I flipped to the article and skimmed it…it was nothing groundbreaking. But the very next article caught my eye. It was by Glennon Doyle, one of my favorite authors. It was titled: The Gift that Comes from Hitting Rock Bottom. In the article, she was in the midst of her divorce and very much at her rock bottom point. On a trip to the grocery store, unshowered and in survival mode, she met an angel from heaven.
“As I took my cereal, milk and bread out of the cart, I stole a look at the cashier. Something about her face froze time for me. Her hair was downy and white. Her skin was brown, leathery—the face of a native Florida girl. But it was her eyes that stopped me. They were cornflower blue, with deep wrinkles like rivers around them.”
There was the word I had asked for: River. Glennon proceeded to tell the woman she was in the valley of life at the moment. And then her angel responded this:
“Don’t knock the valleys…everybody wants to be on the mountaintop, but up there the air is so thin, you can hardly breathe—and all you can do is stand still and try not to fall. But in the valley, that’s where the river runs, sweetheart. That’s where all the power is.”
I had been in such a state of anxiety for the prior weeks which happened to coincide with the Christmas season. I kept feeling like I was failing at life, that I keep finding myself in these low places at times, and especially during the holidays. But God was reminding me that it is not a bad place to be in at all.

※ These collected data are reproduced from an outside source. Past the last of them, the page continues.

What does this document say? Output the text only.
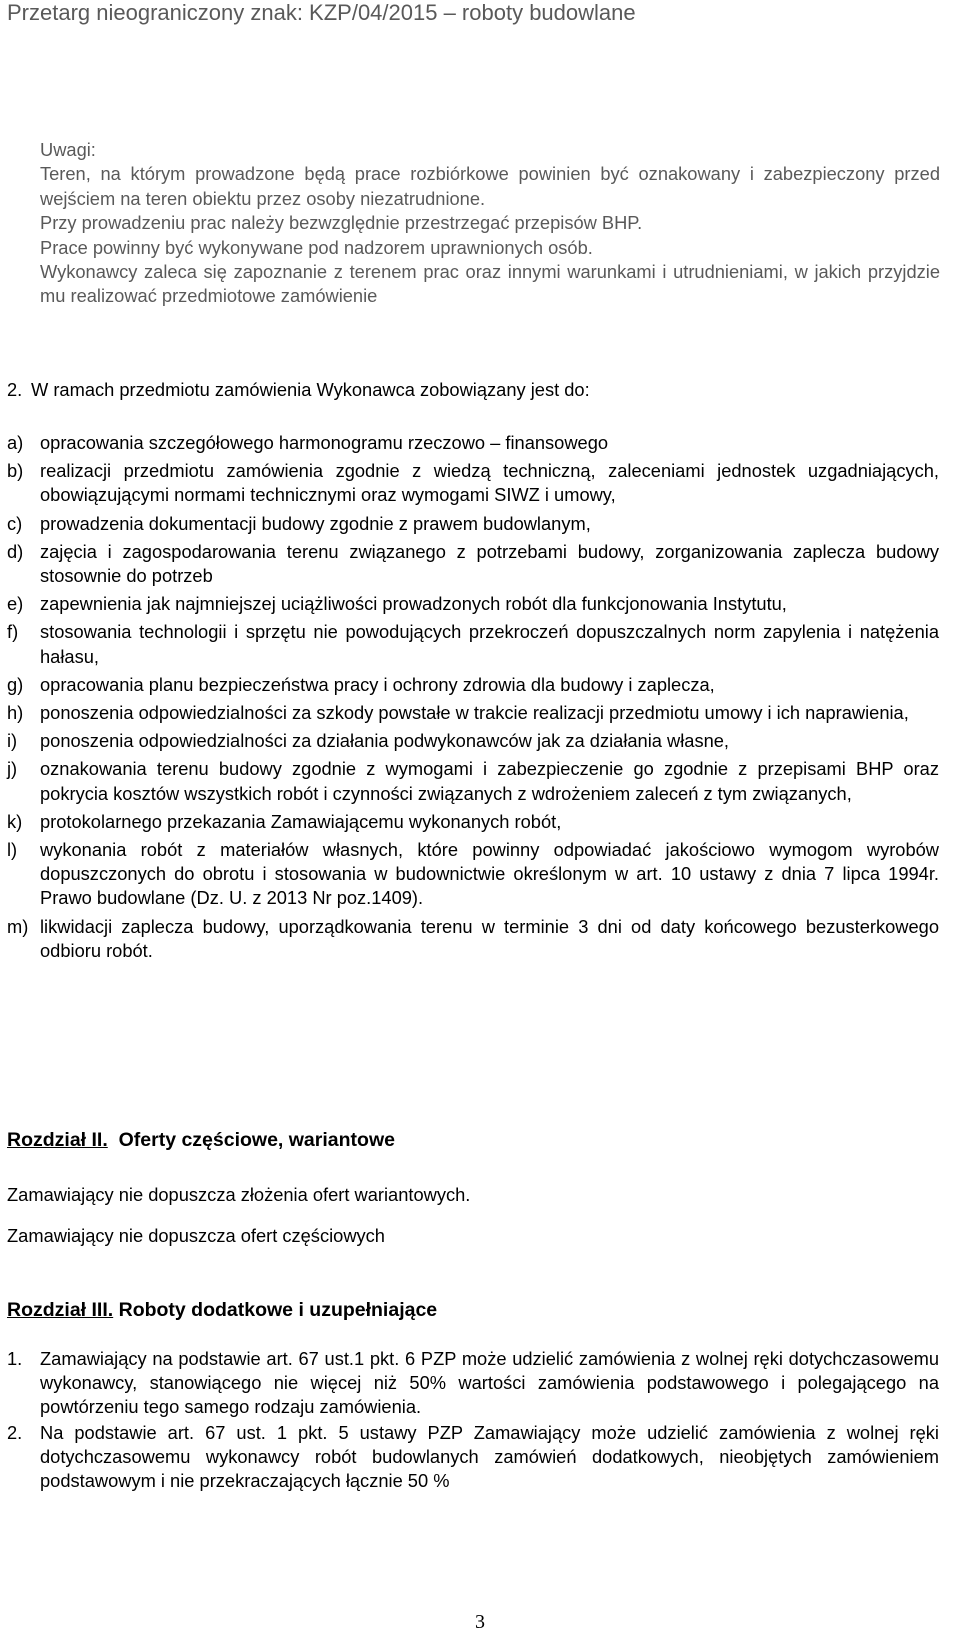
Przetarg nieograniczony znak: KZP/04/2015 – roboty budowlane

Uwagi:

Teren, na którym prowadzone będą prace rozbiórkowe powinien być oznakowany i zabezpieczony przed wejściem na teren obiektu przez osoby niezatrudnione.

Przy prowadzeniu prac należy bezwzględnie przestrzegać przepisów BHP.

Prace powinny być wykonywane pod nadzorem uprawnionych osób.

Wykonawcy zaleca się zapoznanie z terenem prac oraz innymi warunkami i utrudnieniami, w jakich przyjdzie mu realizować przedmiotowe zamówienie

2. W ramach przedmiotu zamówienia Wykonawca zobowiązany jest do:
a) opracowania szczegółowego harmonogramu rzeczowo – finansowego
b) realizacji przedmiotu zamówienia zgodnie z wiedzą techniczną, zaleceniami jednostek uzgadniających, obowiązującymi normami technicznymi oraz wymogami SIWZ i umowy,
c) prowadzenia dokumentacji budowy zgodnie z prawem budowlanym,
d) zajęcia i zagospodarowania terenu związanego z potrzebami budowy, zorganizowania zaplecza budowy stosownie do potrzeb
e) zapewnienia jak najmniejszej uciążliwości prowadzonych robót dla funkcjonowania Instytutu,
f)	stosowania technologii i sprzętu nie powodujących przekroczeń dopuszczalnych norm zapylenia i natężenia hałasu,
g) opracowania planu bezpieczeństwa pracy i ochrony zdrowia dla budowy i zaplecza,
h) ponoszenia odpowiedzialności za szkody powstałe w trakcie realizacji przedmiotu umowy i ich naprawienia,
i)	ponoszenia odpowiedzialności za działania podwykonawców jak za działania własne,
j)	oznakowania terenu budowy zgodnie z wymogami i zabezpieczenie go zgodnie z przepisami BHP oraz pokrycia kosztów wszystkich robót i czynności związanych z wdrożeniem zaleceń z tym związanych,
k) protokolarnego przekazania Zamawiającemu wykonanych robót,
l)	wykonania robót z materiałów własnych, które powinny odpowiadać jakościowo wymogom wyrobów dopuszczonych do obrotu i stosowania w budownictwie określonym w art. 10 ustawy z dnia 7 lipca 1994r. Prawo budowlane (Dz. U. z 2013 Nr poz.1409).
m) likwidacji zaplecza budowy, uporządkowania terenu w terminie 3 dni od daty końcowego bezusterkowego odbioru robót.
Rozdział II. Oferty częściowe, wariantowe
Zamawiający nie dopuszcza złożenia ofert wariantowych.
Zamawiający nie dopuszcza ofert częściowych
Rozdział III. Roboty dodatkowe i uzupełniające
1. Zamawiający na podstawie art. 67 ust.1 pkt. 6 PZP może udzielić zamówienia z wolnej ręki dotychczasowemu wykonawcy, stanowiącego nie więcej niż 50% wartości zamówienia podstawowego i polegającego na powtórzeniu tego samego rodzaju zamówienia.
2. Na podstawie art. 67 ust. 1 pkt. 5 ustawy PZP Zamawiający może udzielić zamówienia z wolnej ręki dotychczasowemu wykonawcy robót budowlanych zamówień dodatkowych, nieobjętych zamówieniem podstawowym i nie przekraczających łącznie 50 %
3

Glennon’s words continued to hit home:
“As my cornflower angel told me, we’ve got it all backward down here. We want to be on the mountaintops, but we’re not called to be victorious. We’re called to be wise, strong and kind. We are admired on the mountaintops, but we are beloved in the valleys. All the magic is in the space between mountains, where we have to unbecome everything we thought we were and start from scratch. This is hard to do, because when pain comes in the form of uncertainty, our instinct is to scramble out of it, to grab blindly for the familiar. But when we rush out of the valley, we miss gathering all the wisdom, strength and kindness we need for the next climb. We have to learn how to sit by the river and be still enough to claim its gifts.”
All of a sudden, I knew I was exactly where I was supposed to be. Sitting at the bottom of the valley where the river runs. This is how God and I work – I ask for signs especially if I’ve been hearing or seeing a certain word. God then shows me more than I ask for. To know I’m still wading in the water and sitting in the pain but I’ll be better off for it. And if you think about it, the mountaintop moments in life are few and far between. If we didn’t experience the valleys, the mountaintops wouldn’t be nearly as sweet.
As it turns out, my ultrasound results were good. Days later I was with girlfriends setting our 2018 intentions and the word I received from God was “FLOW.” Not surprising, given my river experience in the waiting room. I’m flowing in the river valley this year and hoping it will be another season of growth. And maybe next year I’ll be ready for that ascent up the mountain.